You scold me like a father preaches to his child.
You caress me like a mother does to her infant.
You eye boys who look at me like a bigger brother to her younger sister.
You let me take care of you like you were my kid.
I'm sorry because I act like a teenage brat when you scold me.
I'm sorry that I sometimes can't keep myself in place and you become uncomfortable.
I'm sorry that I break your heart with my carelessness.
I'm sorry that I cry like a baby.
Thank you for caring so much.
Thank you for your effort on putting me in the coziest position possible.
Thank you for protecting me and thank you for coming into my life and making me yours.
Thank you for wiping my tears away and telling me that it hurts when you see tears fall down my face.
Thank you for your patience, understanding, patience (again).
I know I am sometimes stubborn and difficult to handle.
I am usually moody, selfish and ungrateful.
I randomly shout and I regularly get pissed about little things.
I am insecure and it bothers you that I am.
Thank you for reminding me that I am beautiful in your eyes and that's all that matters.
I am crying right now while writing this not because of pain-- not from you but from my own self.
I want to be the best lover because you deserve to be loved at a superlative degree.
I want to be flawless, faultless; i wish to be perfect.
And you sometimes may think that I don't care, but I do.
There's this wall around my heart but babe, you crushed it into pieces.
I may not always be writing about you but that doesn't mean that you don't inspire me.
You inspire me in a plethora of aspects even I, sometimes, am not aware of.
You inspire me in the morning when I wake up,
I am thankful every day because I know somewhere, someone loves me
And misses me, needs me, more than anything else.
You inspire me to eat right. And yup, that's a very important aspect in that plethora of aspects.

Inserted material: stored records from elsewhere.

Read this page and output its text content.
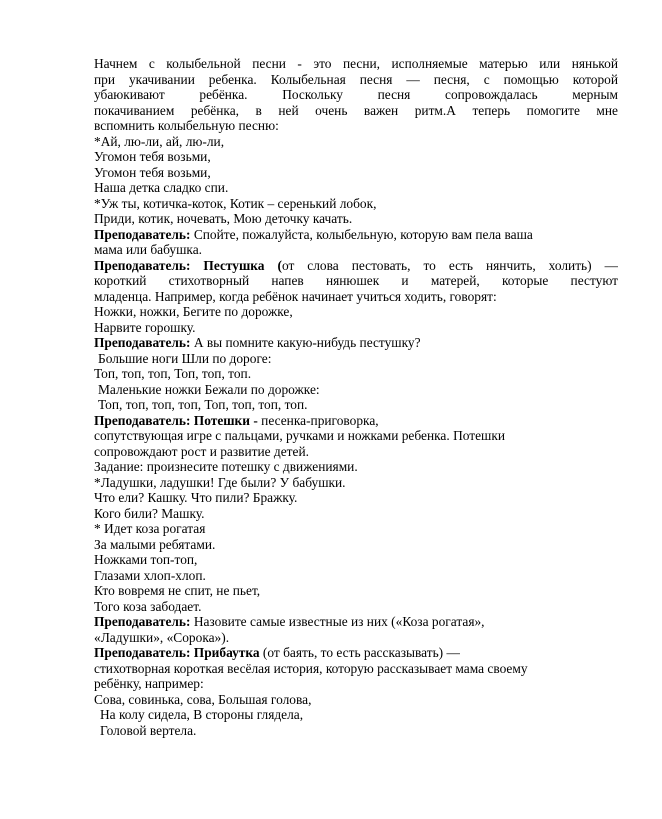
Начнем с колыбельной песни - это песни, исполняемые матерью или нянькой
при укачивании ребенка. Колыбельная песня — песня, с помощью которой
убаюкивают ребёнка. Поскольку песня сопровождалась мерным
покачиванием ребёнка, в ней очень важен ритм.А теперь помогите мне
вспомнить колыбельную песню:
*Ай, лю-ли, ай, лю-ли,
Угомон тебя возьми,
Угомон тебя возьми,
Наша детка сладко спи.
*Уж ты, котичка-коток, Котик – серенький лобок,
Приди, котик, ночевать, Мою деточку качать.
Преподаватель: Спойте, пожалуйста, колыбельную, которую вам пела ваша
мама или бабушка.
Преподаватель: Пестушка (от слова пестовать, то есть нянчить, холить) —
короткий стихотворный напев нянюшек и матерей, которые пестуют
младенца. Например, когда ребёнок начинает учиться ходить, говорят:
Ножки, ножки, Бегите по дорожке,
Нарвите горошку.
Преподаватель: А вы помните какую-нибудь пестушку?
Большие ноги Шли по дороге:
Топ, топ, топ, Топ, топ, топ.
Маленькие ножки Бежали по дорожке:
Топ, топ, топ, топ, Топ, топ, топ, топ.
Преподаватель: Потешки - песенка-приговорка,
сопутствующая игре с пальцами, ручками и ножками ребенка. Потешки
сопровождают рост и развитие детей.
Задание: произнесите потешку с движениями.
*Ладушки, ладушки! Где были? У бабушки.
Что ели? Кашку. Что пили? Бражку.
Кого били? Машку.
* Идет коза рогатая
За малыми ребятами.
Ножками топ-топ,
Глазами хлоп-хлоп.
Кто вовремя не спит, не пьет,
Того коза забодает.
Преподаватель: Назовите самые известные из них («Коза рогатая»,
«Ладушки», «Сорока»).
Преподаватель: Прибаутка (от баять, то есть рассказывать) —
стихотворная короткая весёлая история, которую рассказывает мама своему
ребёнку, например:
Сова, совинька, сова, Большая голова,
На колу сидела, В стороны глядела,
Головой вертела.
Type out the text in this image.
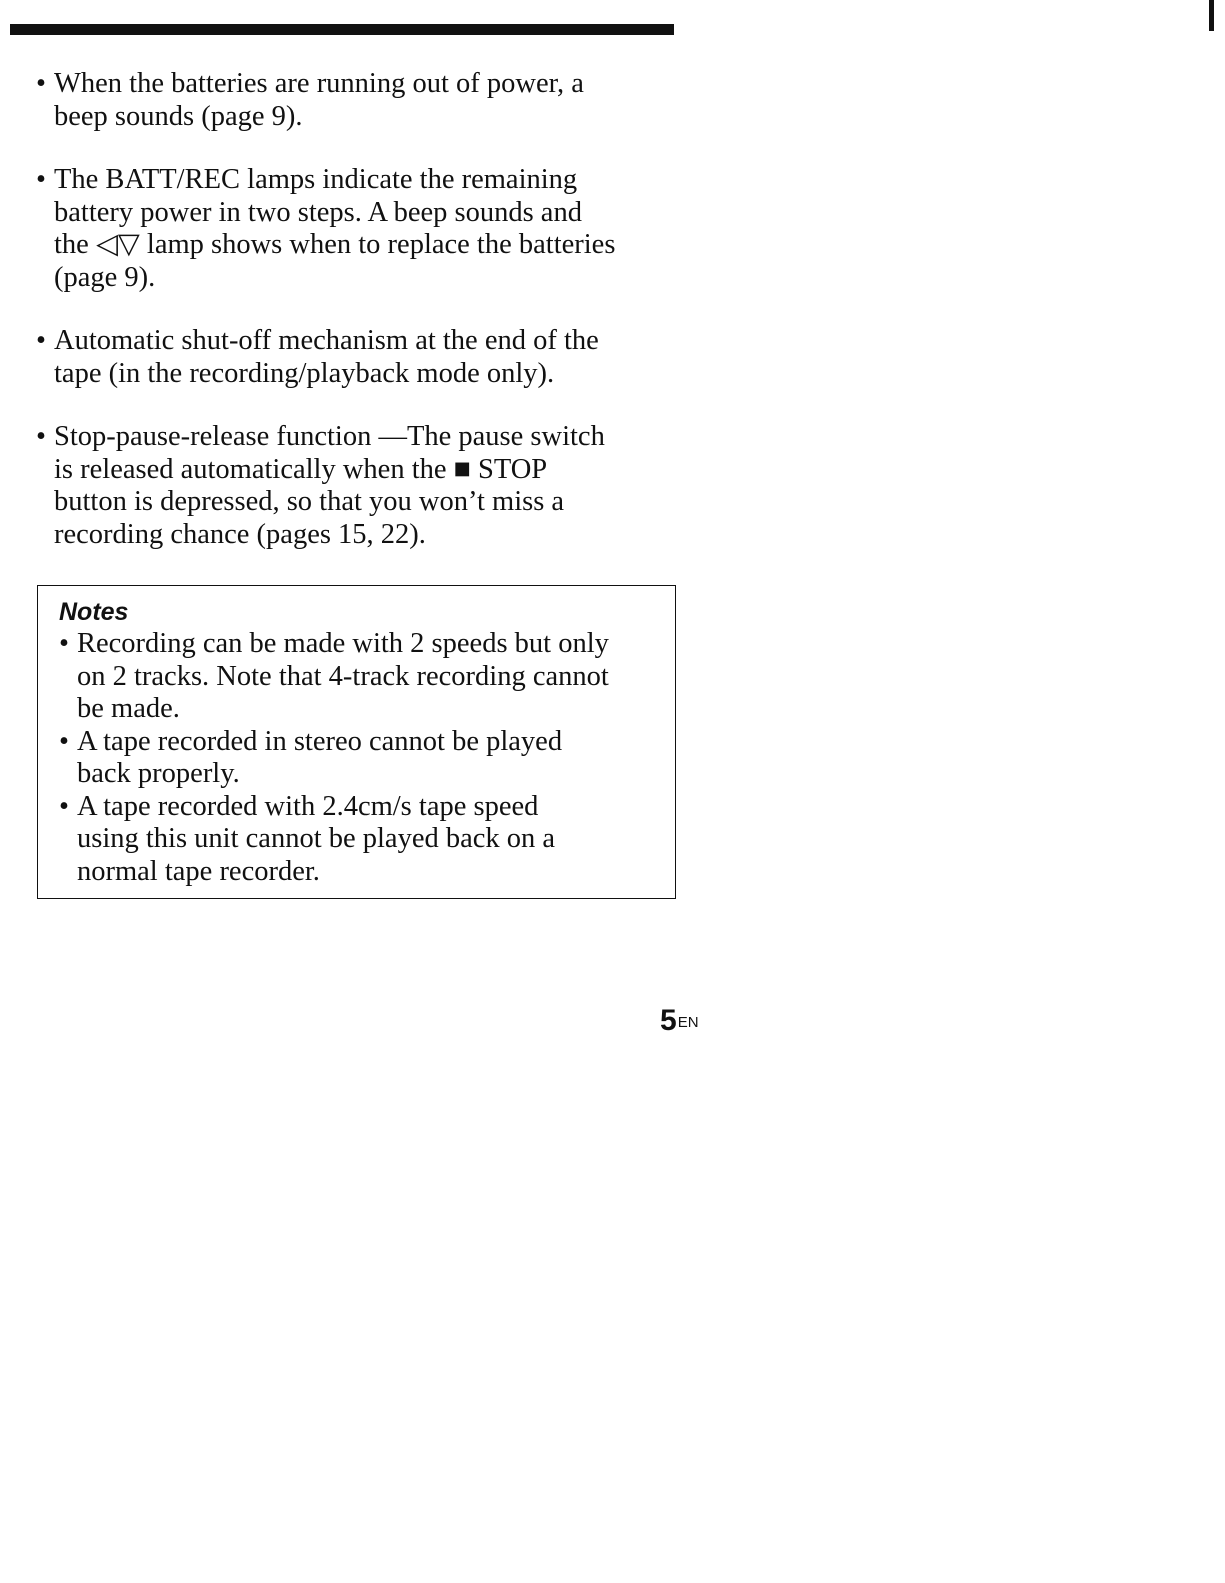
• When the batteries are running out of power, a
beep sounds (page 9).
• The BATT/REC lamps indicate the remaining
battery power in two steps. A beep sounds and
the ◁▽ lamp shows when to replace the batteries
(page 9).
• Automatic shut-off mechanism at the end of the
tape (in the recording/playback mode only).
• Stop-pause-release function —The pause switch
is released automatically when the ■ STOP
button is depressed, so that you won’t miss a
recording chance (pages 15, 22).

Notes

• Recording can be made with 2 speeds but only
on 2 tracks. Note that 4-track recording cannot
be made.
• A tape recorded in stereo cannot be played
back properly.
• A tape recorded with 2.4cm/s tape speed
using this unit cannot be played back on a
normal tape recorder.
$5^{EN}$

You inspire me to do good in class because I want you to be proud of me.
You taught me how to take care of myself.
I may not be perfect but I am happy with how I am now,
I love you and I would tell you in all ways possible if I could but I hope this mere, overused statement shoots through your chest then through your heart like an arrow from Katniss' bow.
And yes you're right, we aren't perfect.
We will fight. There will coma a time when you or I will feel trashed, crushed, sapless and hopeless.
But whatever the cause is, we will make it through, together.
And always, always know that whatever pain and suffering I caused and will be causing you is a pain and suffering of mine too.
Our hearts have been intertwined the first time we kissed. Always remember that; so that if you ever come to a point where you feel like giving up on me is the only choice you have, you won't. You will hold on and wait for me to do whatever it may take to restore your strength and love me again.